Aspirin may ward off recurrent miscarriage
Women's Health - pregnancy tips and adivice

NEW YORK (Reuters Health) - For women who have had unexplained recurrent miscarriages, treatment with aspirin or another blood-thinner to prevent blood clots seems to improve their chances of delivering a live infant, researchers in Israel report.

The formation of blood clots, or thrombosis, is believed to be one possible cause of recurrent miscarriage, they explain in the medical journal Fertility and Sterility, but it is unclear whether prevention of thrombosis can increase live birth rates.

To investigate, Dr. Mordechai Dolitzky from Sheba Medical Center, Tel Hashomer, and colleagues compared the effect of preventing blood clots with aspirin or enoxaparin -- a form of heparin -- in 104 pregnant women with a history of unexplained recurrent miscarriages.

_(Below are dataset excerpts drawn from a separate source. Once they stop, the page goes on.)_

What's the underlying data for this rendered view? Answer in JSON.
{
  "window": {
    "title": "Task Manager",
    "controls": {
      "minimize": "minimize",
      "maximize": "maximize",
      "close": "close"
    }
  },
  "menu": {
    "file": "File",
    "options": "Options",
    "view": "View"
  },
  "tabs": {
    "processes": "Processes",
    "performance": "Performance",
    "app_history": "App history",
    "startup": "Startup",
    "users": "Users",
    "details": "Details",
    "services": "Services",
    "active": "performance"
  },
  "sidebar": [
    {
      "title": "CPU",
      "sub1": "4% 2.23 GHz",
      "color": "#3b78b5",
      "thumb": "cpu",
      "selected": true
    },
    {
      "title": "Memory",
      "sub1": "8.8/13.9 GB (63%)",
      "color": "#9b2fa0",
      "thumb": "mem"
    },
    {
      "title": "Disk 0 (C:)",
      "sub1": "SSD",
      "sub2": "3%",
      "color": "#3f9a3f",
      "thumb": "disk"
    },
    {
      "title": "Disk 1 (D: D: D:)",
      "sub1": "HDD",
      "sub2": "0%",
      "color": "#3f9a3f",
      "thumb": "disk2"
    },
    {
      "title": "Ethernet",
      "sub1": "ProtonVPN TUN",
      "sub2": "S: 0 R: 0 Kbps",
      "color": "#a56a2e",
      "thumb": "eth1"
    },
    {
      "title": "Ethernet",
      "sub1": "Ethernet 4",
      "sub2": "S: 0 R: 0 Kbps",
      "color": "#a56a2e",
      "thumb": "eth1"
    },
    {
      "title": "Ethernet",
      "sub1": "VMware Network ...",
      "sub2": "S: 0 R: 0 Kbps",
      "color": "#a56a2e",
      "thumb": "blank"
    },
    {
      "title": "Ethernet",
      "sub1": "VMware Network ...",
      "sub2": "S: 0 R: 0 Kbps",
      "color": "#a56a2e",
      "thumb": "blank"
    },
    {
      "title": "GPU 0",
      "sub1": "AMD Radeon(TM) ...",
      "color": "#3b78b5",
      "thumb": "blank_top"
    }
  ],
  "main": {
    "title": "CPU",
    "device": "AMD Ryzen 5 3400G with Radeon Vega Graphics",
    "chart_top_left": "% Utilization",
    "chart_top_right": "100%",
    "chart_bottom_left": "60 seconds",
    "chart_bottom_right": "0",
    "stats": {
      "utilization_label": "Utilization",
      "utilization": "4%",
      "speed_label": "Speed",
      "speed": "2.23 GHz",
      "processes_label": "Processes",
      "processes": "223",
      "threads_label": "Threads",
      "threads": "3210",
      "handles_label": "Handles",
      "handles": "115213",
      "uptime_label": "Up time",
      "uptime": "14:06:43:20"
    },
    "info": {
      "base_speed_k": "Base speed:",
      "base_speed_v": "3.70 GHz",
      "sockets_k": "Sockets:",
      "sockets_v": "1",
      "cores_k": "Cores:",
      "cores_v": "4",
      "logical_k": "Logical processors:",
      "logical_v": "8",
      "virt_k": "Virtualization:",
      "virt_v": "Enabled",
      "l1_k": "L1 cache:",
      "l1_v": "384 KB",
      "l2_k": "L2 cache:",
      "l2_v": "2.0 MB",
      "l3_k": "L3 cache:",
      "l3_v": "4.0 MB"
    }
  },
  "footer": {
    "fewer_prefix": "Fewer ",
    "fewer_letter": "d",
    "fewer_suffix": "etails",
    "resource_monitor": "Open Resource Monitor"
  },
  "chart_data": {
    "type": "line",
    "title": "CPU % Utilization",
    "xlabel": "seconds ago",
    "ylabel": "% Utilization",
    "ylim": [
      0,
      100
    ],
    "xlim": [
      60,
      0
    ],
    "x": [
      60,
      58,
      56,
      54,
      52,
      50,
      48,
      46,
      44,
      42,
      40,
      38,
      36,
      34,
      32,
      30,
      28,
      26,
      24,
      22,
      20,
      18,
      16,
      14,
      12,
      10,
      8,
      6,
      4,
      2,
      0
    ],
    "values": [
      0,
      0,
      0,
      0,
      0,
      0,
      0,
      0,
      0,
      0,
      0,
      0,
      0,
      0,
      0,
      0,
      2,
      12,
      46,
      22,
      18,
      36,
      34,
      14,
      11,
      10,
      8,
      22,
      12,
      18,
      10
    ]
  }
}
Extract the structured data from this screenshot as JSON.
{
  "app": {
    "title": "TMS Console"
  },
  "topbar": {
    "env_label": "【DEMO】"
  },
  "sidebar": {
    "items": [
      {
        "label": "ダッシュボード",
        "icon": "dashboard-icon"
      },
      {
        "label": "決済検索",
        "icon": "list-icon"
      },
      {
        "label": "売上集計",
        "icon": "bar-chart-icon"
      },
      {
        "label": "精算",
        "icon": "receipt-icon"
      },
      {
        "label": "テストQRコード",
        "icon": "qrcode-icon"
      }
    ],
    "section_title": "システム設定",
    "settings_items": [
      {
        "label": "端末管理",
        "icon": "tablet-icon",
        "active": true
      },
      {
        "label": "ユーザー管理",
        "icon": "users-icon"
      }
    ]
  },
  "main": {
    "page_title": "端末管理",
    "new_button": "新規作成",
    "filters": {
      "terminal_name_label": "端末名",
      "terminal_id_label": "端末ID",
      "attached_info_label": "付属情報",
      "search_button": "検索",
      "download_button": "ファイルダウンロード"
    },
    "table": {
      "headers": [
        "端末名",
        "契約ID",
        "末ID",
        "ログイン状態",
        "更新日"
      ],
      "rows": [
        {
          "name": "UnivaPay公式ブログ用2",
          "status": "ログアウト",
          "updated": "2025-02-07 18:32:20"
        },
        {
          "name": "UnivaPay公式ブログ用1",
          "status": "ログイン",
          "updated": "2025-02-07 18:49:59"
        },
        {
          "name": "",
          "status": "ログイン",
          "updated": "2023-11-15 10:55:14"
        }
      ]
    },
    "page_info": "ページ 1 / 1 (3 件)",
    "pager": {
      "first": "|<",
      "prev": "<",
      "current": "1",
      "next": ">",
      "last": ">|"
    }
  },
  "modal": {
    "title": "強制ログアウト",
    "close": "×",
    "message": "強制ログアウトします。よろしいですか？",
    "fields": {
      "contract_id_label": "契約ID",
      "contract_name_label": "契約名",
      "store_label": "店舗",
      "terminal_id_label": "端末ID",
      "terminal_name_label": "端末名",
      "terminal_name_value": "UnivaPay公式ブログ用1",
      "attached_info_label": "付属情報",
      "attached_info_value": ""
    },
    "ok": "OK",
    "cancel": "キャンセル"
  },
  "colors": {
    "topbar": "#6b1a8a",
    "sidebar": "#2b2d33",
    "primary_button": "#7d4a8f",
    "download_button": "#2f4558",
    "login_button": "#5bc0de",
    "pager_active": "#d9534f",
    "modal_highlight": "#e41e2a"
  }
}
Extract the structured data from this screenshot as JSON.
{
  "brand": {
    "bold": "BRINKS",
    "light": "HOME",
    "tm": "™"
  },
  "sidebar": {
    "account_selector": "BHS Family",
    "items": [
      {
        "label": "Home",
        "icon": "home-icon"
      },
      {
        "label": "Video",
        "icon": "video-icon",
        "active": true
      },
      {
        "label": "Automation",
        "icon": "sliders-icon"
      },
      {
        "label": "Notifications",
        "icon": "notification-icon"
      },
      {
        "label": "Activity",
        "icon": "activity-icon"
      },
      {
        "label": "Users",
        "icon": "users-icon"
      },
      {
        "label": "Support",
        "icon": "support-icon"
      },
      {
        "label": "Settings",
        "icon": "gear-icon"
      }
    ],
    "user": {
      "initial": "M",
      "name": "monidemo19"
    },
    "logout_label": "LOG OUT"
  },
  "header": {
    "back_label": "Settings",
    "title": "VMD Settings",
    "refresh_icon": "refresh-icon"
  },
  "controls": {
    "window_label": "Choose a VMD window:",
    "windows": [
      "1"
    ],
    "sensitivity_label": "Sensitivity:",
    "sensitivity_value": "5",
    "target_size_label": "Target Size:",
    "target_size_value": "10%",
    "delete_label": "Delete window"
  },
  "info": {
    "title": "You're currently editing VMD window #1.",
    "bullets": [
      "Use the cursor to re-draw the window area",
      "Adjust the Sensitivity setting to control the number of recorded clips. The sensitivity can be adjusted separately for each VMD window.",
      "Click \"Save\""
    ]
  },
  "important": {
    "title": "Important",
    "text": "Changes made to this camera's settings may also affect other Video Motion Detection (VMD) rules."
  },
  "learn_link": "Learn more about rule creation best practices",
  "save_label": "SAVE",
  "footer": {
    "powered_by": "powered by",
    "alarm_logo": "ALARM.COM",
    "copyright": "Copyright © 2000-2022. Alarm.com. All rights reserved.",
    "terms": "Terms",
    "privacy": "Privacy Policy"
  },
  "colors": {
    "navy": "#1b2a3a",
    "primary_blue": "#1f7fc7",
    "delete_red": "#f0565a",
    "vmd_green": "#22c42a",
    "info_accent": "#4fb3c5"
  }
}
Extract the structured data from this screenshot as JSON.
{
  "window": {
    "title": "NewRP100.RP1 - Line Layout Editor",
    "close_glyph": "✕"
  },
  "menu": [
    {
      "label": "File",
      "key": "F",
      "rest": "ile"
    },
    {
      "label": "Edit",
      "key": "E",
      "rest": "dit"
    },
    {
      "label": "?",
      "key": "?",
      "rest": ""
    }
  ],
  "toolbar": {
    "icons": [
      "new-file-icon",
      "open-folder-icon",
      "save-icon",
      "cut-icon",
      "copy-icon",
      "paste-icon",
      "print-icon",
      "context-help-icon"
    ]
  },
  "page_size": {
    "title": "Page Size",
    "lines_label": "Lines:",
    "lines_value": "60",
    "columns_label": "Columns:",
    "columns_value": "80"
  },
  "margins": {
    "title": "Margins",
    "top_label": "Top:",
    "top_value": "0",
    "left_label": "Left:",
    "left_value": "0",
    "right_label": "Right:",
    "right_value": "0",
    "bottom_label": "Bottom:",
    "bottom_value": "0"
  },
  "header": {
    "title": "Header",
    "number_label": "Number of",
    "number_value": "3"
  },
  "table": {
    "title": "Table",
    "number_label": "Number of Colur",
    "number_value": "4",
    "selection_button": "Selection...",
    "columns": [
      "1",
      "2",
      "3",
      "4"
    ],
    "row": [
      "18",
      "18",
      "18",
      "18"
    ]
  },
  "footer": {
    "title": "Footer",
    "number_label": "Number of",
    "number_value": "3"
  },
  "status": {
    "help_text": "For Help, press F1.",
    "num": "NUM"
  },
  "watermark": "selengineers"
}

The live birth rate was over 81 percent in both groups, the researchers report. They say this rate exceeds the expected live birth rate of 40 percent to 60 percent among women with recurrent miscarriages.

Five women in each group had preterm deliveries and neonatal complications were somewhat more common in the aspirin group.

"Both treatment regimens were associated with a good pregnancy outcome in terms of live births and late pregnancy complications," Dolitzky and his colleagues conclude.

"In view of the minimal risks of enoxaparin and aspirin to the mother and fetus," they recommend that "either form of treatment should be considered in women after three or more pregnancy losses."